608 state-funded apartments under construction in California cost over $1 million to build, casting doubt on the effectiveness of what is the largest publicly-funded housing program in the nation.
Officials blame a bevy of factors, ranging from supply chain issues to worker shortages and labor and material prices, but evidence suggests the government may be playing an outsize role in ballooning project costs.
The U.S. Government Accountability Office, which conducted an analysis of California’s housing program in 2018, found 14% of the total cost of publicly-funded housing in California goes to administrative costs like consultants and fees, “the highest in the country and more than developers spend on land.”
Local officials also have involved themselves in projects, directing funding towards key constituencies and modifying projects to meet their preferences.
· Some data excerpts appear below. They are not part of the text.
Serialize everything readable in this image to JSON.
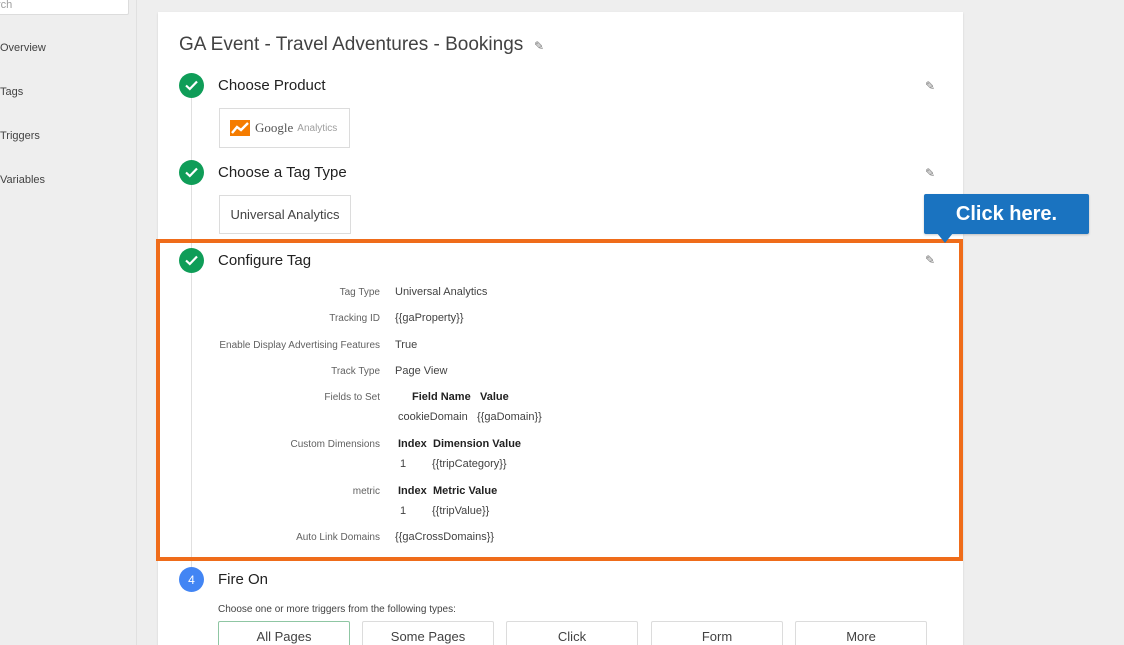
{
  "sidebar": {
    "search_placeholder": "rch",
    "items": [
      {
        "label": "Overview"
      },
      {
        "label": "Tags"
      },
      {
        "label": "Triggers"
      },
      {
        "label": "Variables"
      }
    ]
  },
  "tag": {
    "title": "GA Event - Travel Adventures - Bookings"
  },
  "steps": {
    "choose_product": {
      "label": "Choose Product",
      "product_google": "Google",
      "product_analytics": "Analytics"
    },
    "choose_tag_type": {
      "label": "Choose a Tag Type",
      "value": "Universal Analytics"
    },
    "configure_tag": {
      "label": "Configure Tag",
      "rows": {
        "tag_type": {
          "label": "Tag Type",
          "value": "Universal Analytics"
        },
        "tracking_id": {
          "label": "Tracking ID",
          "value": "{{gaProperty}}"
        },
        "display_ads": {
          "label": "Enable Display Advertising Features",
          "value": "True"
        },
        "track_type": {
          "label": "Track Type",
          "value": "Page View"
        },
        "fields_to_set": {
          "label": "Fields to Set",
          "col1": "Field Name",
          "col2": "Value",
          "row_name": "cookieDomain",
          "row_value": "{{gaDomain}}"
        },
        "custom_dimensions": {
          "label": "Custom Dimensions",
          "col1": "Index",
          "col2": "Dimension Value",
          "row_index": "1",
          "row_value": "{{tripCategory}}"
        },
        "metric": {
          "label": "metric",
          "col1": "Index",
          "col2": "Metric Value",
          "row_index": "1",
          "row_value": "{{tripValue}}"
        },
        "auto_link": {
          "label": "Auto Link Domains",
          "value": "{{gaCrossDomains}}"
        }
      }
    },
    "fire_on": {
      "number": "4",
      "label": "Fire On",
      "hint": "Choose one or more triggers from the following types:",
      "triggers": [
        "All Pages",
        "Some Pages",
        "Click",
        "Form",
        "More"
      ]
    }
  },
  "callout": {
    "text": "Click here."
  },
  "colors": {
    "highlight": "#ef6c1a",
    "callout": "#1a73c0",
    "done": "#0f9d58",
    "step_number": "#4285f4"
  }
}
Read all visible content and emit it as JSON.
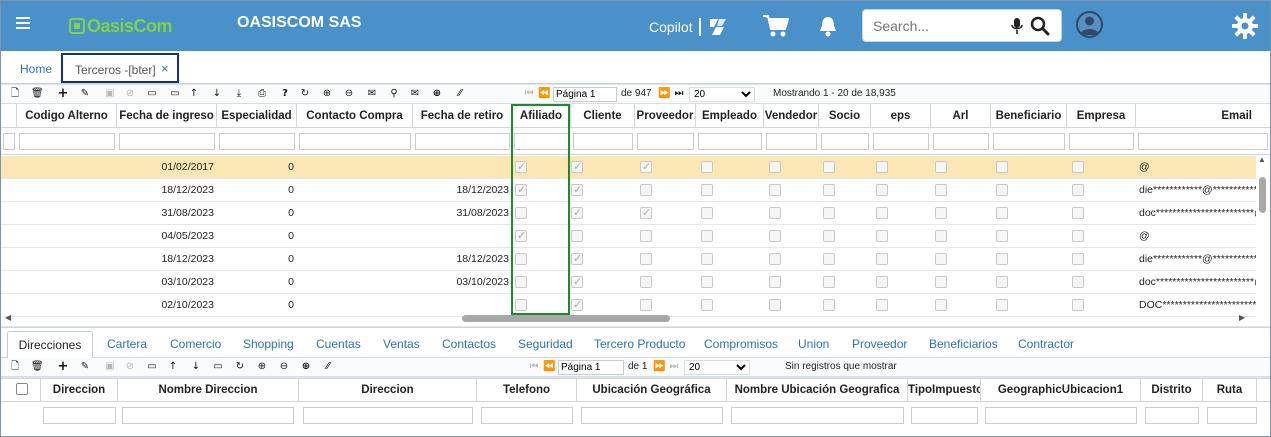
{
  "header": {
    "logo_text": "OasisCom",
    "company": "OASISCOM SAS",
    "copilot_label": "Copilot",
    "search_placeholder": "Search...",
    "color_primary": "#4a90c9",
    "logo_color": "#7fd34a"
  },
  "tabs": [
    {
      "label": "Home"
    },
    {
      "label": "Terceros -[bter]",
      "close": "×"
    }
  ],
  "toolbar": {
    "page_label": "Página 1",
    "of_label": "de 947",
    "page_size": "20",
    "showing": "Mostrando 1 - 20 de 18,935"
  },
  "grid": {
    "columns": [
      "Codigo Alterno",
      "Fecha de ingreso",
      "Especialidad",
      "Contacto Compra",
      "Fecha de retiro",
      "Afiliado",
      "Cliente",
      "Proveedor",
      "Empleado",
      "Vendedor",
      "Socio",
      "eps",
      "Arl",
      "Beneficiario",
      "Empresa",
      "Email"
    ],
    "rows": [
      {
        "fecha_ingreso": "01/02/2017",
        "especialidad": "0",
        "fecha_retiro": "",
        "afiliado": true,
        "cliente": true,
        "proveedor": true,
        "email": "@"
      },
      {
        "fecha_ingreso": "18/12/2023",
        "especialidad": "0",
        "fecha_retiro": "18/12/2023",
        "afiliado": true,
        "cliente": true,
        "proveedor": false,
        "email": "die************@***************"
      },
      {
        "fecha_ingreso": "31/08/2023",
        "especialidad": "0",
        "fecha_retiro": "31/08/2023",
        "afiliado": false,
        "cliente": true,
        "proveedor": true,
        "email": "doc************************@***"
      },
      {
        "fecha_ingreso": "04/05/2023",
        "especialidad": "0",
        "fecha_retiro": "",
        "afiliado": true,
        "cliente": false,
        "proveedor": false,
        "email": "@"
      },
      {
        "fecha_ingreso": "18/12/2023",
        "especialidad": "0",
        "fecha_retiro": "18/12/2023",
        "afiliado": false,
        "cliente": true,
        "proveedor": false,
        "email": "die************@***************"
      },
      {
        "fecha_ingreso": "03/10/2023",
        "especialidad": "0",
        "fecha_retiro": "03/10/2023",
        "afiliado": false,
        "cliente": true,
        "proveedor": false,
        "email": "doc************************@***"
      },
      {
        "fecha_ingreso": "02/10/2023",
        "especialidad": "0",
        "fecha_retiro": "",
        "afiliado": false,
        "cliente": true,
        "proveedor": false,
        "email": "DOC************************@"
      }
    ],
    "highlight_color": "#1f8a2d",
    "selected_row_color": "#fbe7b3"
  },
  "bottom_tabs": [
    "Direcciones",
    "Cartera",
    "Comercio",
    "Shopping",
    "Cuentas",
    "Ventas",
    "Contactos",
    "Seguridad",
    "Tercero Producto",
    "Compromisos",
    "Union",
    "Proveedor",
    "Beneficiarios",
    "Contractor"
  ],
  "bottom_toolbar": {
    "page_label": "Página 1",
    "of_label": "de 1",
    "page_size": "20",
    "no_records": "Sin registros que mostrar"
  },
  "bottom_grid": {
    "columns": [
      "Direccion",
      "Nombre Direccion",
      "Direccion",
      "Telefono",
      "Ubicación Geográfica",
      "Nombre Ubicación Geografica",
      "TipoImpuesto",
      "GeographicUbicacion1",
      "Distrito",
      "Ruta"
    ]
  }
}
In Oakland’s Roosevelt project, for example, local officials required the addition of commercial space, which meant developers had to redesign the project to include another elevator and even more costly underground parking.
After factoring the cost of two levels of underground parking, a fully unionized workforce and the U.S. Green Building Council’s highest level of environmental certification, per unit prices for the 80-unit building easily exceeded $1 million — for reference, the cost to purchase the median house in California today is $760,000.
In San Francisco, where state-funded housing projects cost over $1.3 million per apartment — the state record — officials have mandated the inclusion of public art, more access for those with disabilities, and the hiring of workers from local disadvantaged neighborhoods.
“Each of these issues has its own constituency and has its own advocacy and its own social benefit,” said Lydia Ely, a San Francisco housing official. “Each one on its own is worthy, and added up all together, they start to make an impact.”
Meanwhile, as Californians face a 3.5 million unit housing shortage, California Governor Gavin Newsom has requested another $2 billion in housing funding for the 2022-2023 budget, the negotiations for which are under way in Sacramento.